Tudo Errado. Uma vez mais, o orgulho e a empáfia cegaram os dirigentes da Airbus, os políticos e as autoridades francesas. O Airbus A380, assim com o Concorde, é um Money Loser – um perdedor de dinheiro. Encantaram-se tanto com a conquista, com o tamanho da aeronave, que não tiveram tempo de prestar atenção na terra, no mercado, nas pessoas, nos passageiros, na realidade.

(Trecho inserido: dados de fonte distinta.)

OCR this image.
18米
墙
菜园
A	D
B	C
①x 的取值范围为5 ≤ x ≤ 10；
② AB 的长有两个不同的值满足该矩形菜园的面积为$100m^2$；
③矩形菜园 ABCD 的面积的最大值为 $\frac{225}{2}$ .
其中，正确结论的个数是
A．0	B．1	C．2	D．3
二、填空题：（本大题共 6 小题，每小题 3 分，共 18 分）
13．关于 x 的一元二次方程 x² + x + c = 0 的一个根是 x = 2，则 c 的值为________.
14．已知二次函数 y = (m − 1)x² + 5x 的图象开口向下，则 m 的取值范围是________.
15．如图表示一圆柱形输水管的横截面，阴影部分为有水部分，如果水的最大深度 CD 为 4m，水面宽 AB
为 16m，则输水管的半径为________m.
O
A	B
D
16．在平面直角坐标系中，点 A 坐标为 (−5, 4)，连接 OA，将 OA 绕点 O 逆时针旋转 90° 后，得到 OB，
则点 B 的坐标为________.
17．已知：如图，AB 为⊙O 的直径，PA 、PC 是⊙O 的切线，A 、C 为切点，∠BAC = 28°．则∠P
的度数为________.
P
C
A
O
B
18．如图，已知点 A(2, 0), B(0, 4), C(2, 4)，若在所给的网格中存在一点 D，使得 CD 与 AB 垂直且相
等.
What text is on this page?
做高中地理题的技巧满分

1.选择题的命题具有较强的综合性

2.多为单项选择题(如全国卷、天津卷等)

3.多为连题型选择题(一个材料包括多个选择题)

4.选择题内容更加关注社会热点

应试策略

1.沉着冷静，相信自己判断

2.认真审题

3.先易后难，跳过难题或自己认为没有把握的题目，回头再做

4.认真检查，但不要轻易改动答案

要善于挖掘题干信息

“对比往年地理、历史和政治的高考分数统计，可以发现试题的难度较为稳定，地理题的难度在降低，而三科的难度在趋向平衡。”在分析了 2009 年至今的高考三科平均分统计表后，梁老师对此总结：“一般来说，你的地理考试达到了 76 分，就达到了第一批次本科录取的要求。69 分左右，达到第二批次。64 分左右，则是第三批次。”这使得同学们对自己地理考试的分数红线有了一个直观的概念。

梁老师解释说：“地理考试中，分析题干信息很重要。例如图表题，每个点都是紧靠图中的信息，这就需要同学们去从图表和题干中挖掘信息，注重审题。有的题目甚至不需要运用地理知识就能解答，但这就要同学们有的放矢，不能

Não se deram conta que o paquiderme era absolutamente inviável e inadequado para 99,9% dos aeroportos do mundo. Que 99,9% da pistas precisariam ser reforçadas e readaptadas. Que 99,9% dos desembarques teriam de ser repensados e refeitos. Em síntese, que toda a estrutura de terra teria de ignorar as demais aeronaves que povoam o céu do mundo para viabilizarem o delírio francês. Assim, amigos, ocorreu, novamente. Apaixonaram-se pelo produto e esqueceram-se do mercado. Esqueceram-se de nós. Futuros e improváveis passageiros… Cometer pela segunda vez o mesmo erro é patético. Mas, e desgraçadamente para a França, e Airbus, ocorreu, novamente. Repetindo o que nos ensinou Levitt, “Quem se deixa seduzir e apaixonar pelo produto, fica com o produto, perde o mercado”. Cometerá a França o mesmo erro pela terceira vez? Não duvido!